Friday, 15 November 2013

Teriflunomide vs interferon-beta trial

Teriflunomide is as effective as interferons. #MSBlog #MSResearch

"This study tells us what we have implied already from the phase 3 trial results, that teriflunomide punts in the same efficacy zone as the interferons. Being an oral tablet  that is taken once a day will be very appealing to people with RRMS. However, the other attributes of teriflunomide may affect decision making regarding using it as a treatment over the injectables. Not to mention what the payers will have to say in each individual country."

Head-2-head studies should happen more often!

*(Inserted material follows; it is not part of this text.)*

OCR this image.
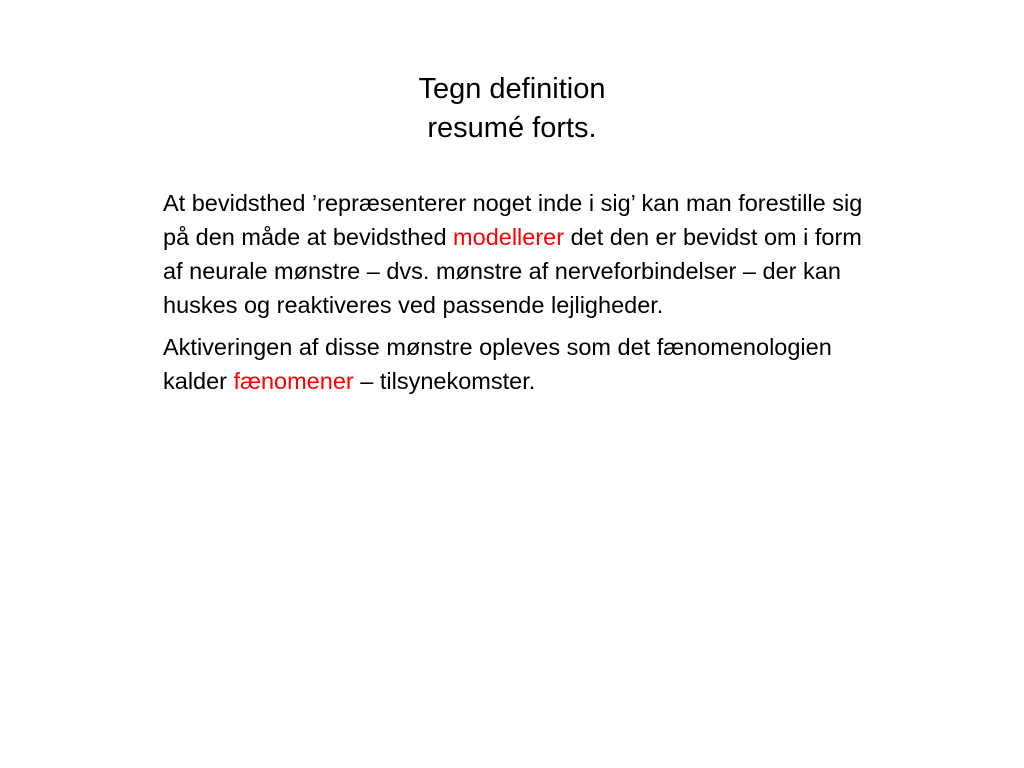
Tegn definition
resumé forts.

At bevidsthed ’repræsenterer noget inde i sig’ kan man forestille sig på den måde at bevidsthed modellerer det den er bevidst om i form af neurale mønstre – dvs. mønstre af nerveforbindelser – der kan huskes og reaktiveres ved passende lejligheder.

Aktiveringen af disse mønstre opleves som det fænomenologien kalder fænomener – tilsynekomster.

"If we adopt the rheumatology model of treat-2-target of no evidence of disease activity (NEDA) with a zero tolerance for ongoing inflammation I see most MSers cycling through the lower efficacy tier very quickly. To do this is we have to get MSologists think about what they are trying to achieve with DMTs. Leaving someone with smoldering MS on a low or moderately efficacy DMT is not acceptable in 2013. The problem I have is this thinking is ahead of the curve and NICE and NHS England will only allow switching on clinical grounds. They simply don't accept MRI activity as being meaningful when all the data suggests otherwise. It is time to accept focal MRI activity and relapses as what they are evidence of ongoing inflammation."

Epub: Vermersch et al. Teriflunomide versus subcutaneous interferon beta-1a in patients with relapsing multiple sclerosis: a randomised, controlled phase 3 trial. Mult Scler. 2013

BACKGROUND: In previous studies, teriflunomide significantly reduced the annualised relapse rate (ARR) and disability progression.

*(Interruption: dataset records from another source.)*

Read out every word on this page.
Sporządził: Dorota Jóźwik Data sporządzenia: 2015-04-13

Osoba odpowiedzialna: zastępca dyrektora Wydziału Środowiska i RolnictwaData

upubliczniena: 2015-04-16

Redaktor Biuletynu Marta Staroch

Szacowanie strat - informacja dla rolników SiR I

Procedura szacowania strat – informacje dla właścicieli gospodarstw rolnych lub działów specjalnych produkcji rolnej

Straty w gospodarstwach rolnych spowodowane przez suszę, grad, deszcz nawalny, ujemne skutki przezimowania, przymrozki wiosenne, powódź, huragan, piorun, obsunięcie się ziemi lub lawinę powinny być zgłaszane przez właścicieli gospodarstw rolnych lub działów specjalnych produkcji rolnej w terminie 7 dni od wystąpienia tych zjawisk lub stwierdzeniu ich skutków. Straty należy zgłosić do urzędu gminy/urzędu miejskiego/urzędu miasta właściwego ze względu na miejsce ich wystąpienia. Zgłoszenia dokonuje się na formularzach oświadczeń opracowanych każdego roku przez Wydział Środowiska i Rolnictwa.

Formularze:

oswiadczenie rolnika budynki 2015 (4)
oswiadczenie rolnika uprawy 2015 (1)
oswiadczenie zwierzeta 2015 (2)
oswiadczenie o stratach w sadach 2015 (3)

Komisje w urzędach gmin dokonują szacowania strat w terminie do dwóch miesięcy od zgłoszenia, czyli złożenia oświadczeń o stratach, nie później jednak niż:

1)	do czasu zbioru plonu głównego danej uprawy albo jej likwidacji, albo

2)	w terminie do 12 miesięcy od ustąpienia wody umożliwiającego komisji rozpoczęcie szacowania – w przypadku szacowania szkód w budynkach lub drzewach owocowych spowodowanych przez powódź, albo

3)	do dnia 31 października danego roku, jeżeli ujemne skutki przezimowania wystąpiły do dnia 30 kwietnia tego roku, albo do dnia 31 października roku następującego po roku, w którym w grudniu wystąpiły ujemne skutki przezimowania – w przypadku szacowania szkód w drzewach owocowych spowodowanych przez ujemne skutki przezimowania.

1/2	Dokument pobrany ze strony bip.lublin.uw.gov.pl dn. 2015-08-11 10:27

OBJECTIVE: This phase 3, rater-blinded study (NCT00883337) compared teriflunomide with interferon-beta-1a (IFNβ-1a).

METHODS: Patients with relapsing multiple sclerosis were randomised (1:1:1) to oral teriflunomide 7-or 14mg, or subcutaneous IFNβ-1a 44µg. The primary composite endpoint was time to failure, defined as first occurrence of confirmed relapse or permanent treatment discontinuation for any cause. Secondary endpoints included ARR, Fatigue Impact Scale (FIS) and Treatment Satisfaction Questionnaire for Medication (TSQM). The study was completed 48 weeks after the last patient was randomised.

RESULTS: Some 324 patients were randomised (IFNβ-1a: 104; teriflunomide 7 mg: 109; teriflunomide 14 mg: 111). No difference in time to failure was observed. There was no difference in ARR between teriflunomide 14 mg and IFNβ-1a, but ARR was significantly higher with teriflunomide 7 mg. FIS scores indicated more frequent fatigue with IFNβ-1a, though differences were only significant with teriflunomide 7 mg. TSQM scores were significantly higher with teriflunomide. There were no unexpected safety findings.

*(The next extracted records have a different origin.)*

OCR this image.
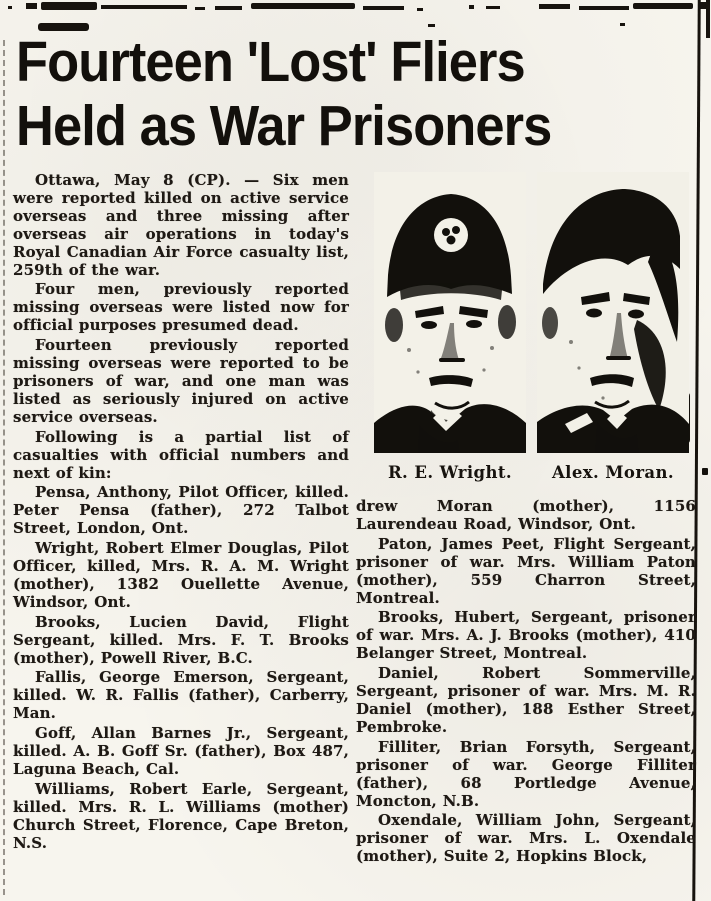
Fourteen 'Lost' Fliers
Held as War Prisoners

Ottawa, May 8 (CP). — Six men were reported killed on active service overseas and three missing after overseas air operations in today's Royal Canadian Air Force casualty list, 259th of the war.

Four men, previously reported missing overseas were listed now for official purposes presumed dead.

Fourteen previously reported missing overseas were reported to be prisoners of war, and one man was listed as seriously injured on active service overseas.

Following is a partial list of casualties with official numbers and next of kin:

Pensa, Anthony, Pilot Officer, killed. Peter Pensa (father), 272 Talbot Street, London, Ont.

Wright, Robert Elmer Douglas, Pilot Officer, killed, Mrs. R. A. M. Wright (mother), 1382 Ouellette Avenue, Windsor, Ont.

Brooks, Lucien David, Flight Sergeant, killed. Mrs. F. T. Brooks (mother), Powell River, B.C.

Fallis, George Emerson, Sergeant, killed. W. R. Fallis (father), Carberry, Man.

Goff, Allan Barnes Jr., Sergeant, killed. A. B. Goff Sr. (father), Box 487, Laguna Beach, Cal.

Williams, Robert Earle, Sergeant, killed. Mrs. R. L. Williams (mother) Church Street, Florence, Cape Breton, N.S.

R. E. Wright.	Alex. Moran.

drew Moran (mother), 1156 Laurendeau Road, Windsor, Ont.

Paton, James Peet, Flight Sergeant, prisoner of war. Mrs. William Paton (mother), 559 Charron Street, Montreal.

Brooks, Hubert, Sergeant, prisoner of war. Mrs. A. J. Brooks (mother), 410 Belanger Street, Montreal.

Daniel, Robert Sommerville, Sergeant, prisoner of war. Mrs. M. R. Daniel (mother), 188 Esther Street, Pembroke.

Filliter, Brian Forsyth, Sergeant, prisoner of war. George Filliter (father), 68 Portledge Avenue, Moncton, N.B.

Oxendale, William John, Sergeant, prisoner of war. Mrs. L. Oxendale (mother), Suite 2, Hopkins Block,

CONCLUSION: Effects on time to failure were comparable between teriflunomide and IFNβ-1a. There was no difference between teriflunomide 14 mg and IFNβ-1a on ARR, though ARR was higher with teriflunomide 7 mg. The teriflunomide safety profile was consistent with previous studies.


  1. This is a battle of mediocrity. With other more efficacious therapies (tysabri, even tecfidera and gilenya) why would choose teriflunomide? Interferons served the community well, now time to evolve. MS experiments always point out the fact that there are many therapy options available today compared to 15-20 years ago but they should not confuse activity with accomplishment. 30 % reduction in relapse rate should not be accepted in 2013.

    1. agreed! Does anyone have a comparison of the new various treatment options available and how they compare against interferons? I would like to move off of my shots but not for something that is less effective or has major complications. It is frustrating to read about new treatments reduction rates when they are testing against a placebo. It is cruel to ask MS patients to participate in a clinical trial where they are given the placebo. Trials should use interferons as a baseline.